Un paysage magnifique, dur aussi, battu par les vents, parfois caché par les nuages, bienvenue à La Hague. Pas celle du nucléaire, non, celle des prairies, des murs de pierres sèches, des bruyères et des toits d’ardoises.C’est à Audervilleque Paul Bedel a déroulé le long fil de sa vie. Au rythme lent de ses pas, insoumis à l’accélération permanente de l’époque. Jusqu’à ce qu’il n’en ait plus la force, Paul Bedel a trait ses vaches et semé son grain comme Saint-Exupéry pilotait son avion — c’était une prière. Une vie à l’image des aphorismes qui jonchent ses livres de témoignage comme autant de pierres milliaires. « On est riche en ne possédant rien de trop, en étant modeste dans le bonheur ».
Plus vrai et plus beau que Giono
Qui est Paul Bedel ? Il suffit de regarder Paul dans sa vie pour l’apprendre. Ce visage souvent fermé, tourné vers l’intérieur ou vers l’infini, alternativement, et qu’un sourire peut d’un coup embraser. Cette casquette de tweed vissée sur la tête, ce bleu de travail qui ne le quitte pas et ce regard à la fois rieur et profond. Paul est têtu. Il n’a pas voulu suivre bêtement l’air du temps. Quand ses semblables se sont mécanisés, ont accepté les règles de l’agro-industrie et ont cédé à l’endettement, Paul est resté impassible. Bien entendu, ce paysan plus vrai et plus beau encore que ceux de Giono était condamné par l’époque, et c’est seulement grâce à son ascétisme qu’il a pu cultiver ses champs et élever ses bêtes à sa façon durant toute sa vie d’homme. Dans sa radicalité, Paul Bedel peinerait donc à faire école mais il transmet pourtant un riche témoignage qu’il serait bien sot d’ignorer.

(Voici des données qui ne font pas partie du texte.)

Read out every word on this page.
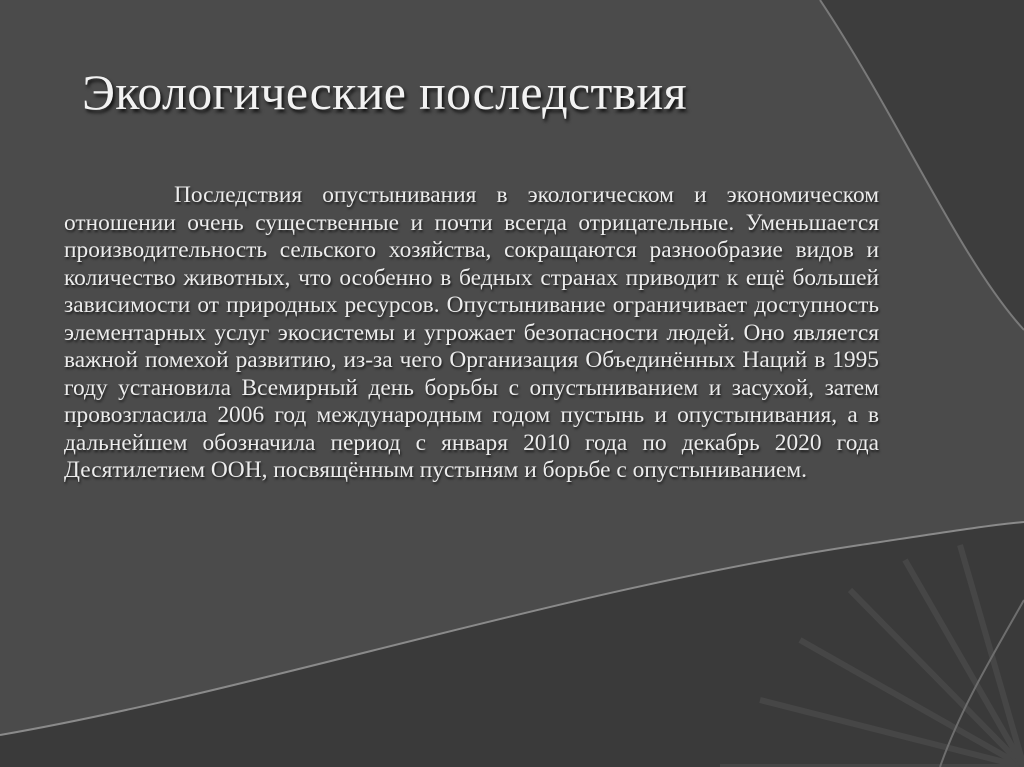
Экологические последствия

Последствия опустынивания в экологическом и экономическом отношении очень существенные и почти всегда отрицательные. Уменьшается производительность сельского хозяйства, сокращаются разнообразие видов и количество животных, что особенно в бедных странах приводит к ещё большей зависимости от природных ресурсов. Опустынивание ограничивает доступность элементарных услуг экосистемы и угрожает безопасности людей. Оно является важной помехой развитию, из-за чего Организация Объединённых Наций в 1995 году установила Всемирный день борьбы с опустыниванием и засухой, затем провозгласила 2006 год международным годом пустынь и опустынивания, а в дальнейшем обозначила период с января 2010 года по декабрь 2020 года Десятилетием ООН, посвящённым пустыням и борьбе с опустыниванием.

Cheminer côte à côte avec Dieu
Dans l’un de ses ouvrages, co-écrit avec Catherine Ecole-Boivin, on peut lire cette épigraphe : « J’ai enlevé beaucoup de choses inutiles de ma vie et Dieu s’est approché pour voir ce qui se passait », ces mots de Christian Bobin nous parlent bien de la vie de Paul. Paul Bedel n’est pas du genre prosélyte. Sa foi, il l’a portée dans son cœur toute sa vie, et au bout de ses mains, lui, le sonneur de cloches et le sacristain toujours dévoué. Mais son témoignage a touché au cœur des milliers de personnes, ce dont il s’étonne lui-même : « Juste avant le film, avant ma retraite, je pensais que ma vie n’avait servi à rien, qu’elle n’avait pas de sens. Puis vint le film, Paul dans sa vie. À partir de ce moment, un flot quasi-ininterrompu de personnes est venu me voir chez moi. 11 000 personnes jusqu’à ce jour. Parmi eux, un jeune. On a discuté de tout et de rien ». Avant de poursuivre : « Il m’a ensuite écrit une lettre me disant qu’il était revenu à l’Église grâce à notre rencontre et qu’il allait recevoir le sacrement de confirmation. Je me dis que c’est peut-être pour lui que j’ai sacrifié ma vie pour ce travail. Je suis drôle, non ? ».
Nos vaches sont jolies parce qu’elles mangent des fleurs, de Paul Bedel, éditions Albin Michel. Mai 2017, 18 euros.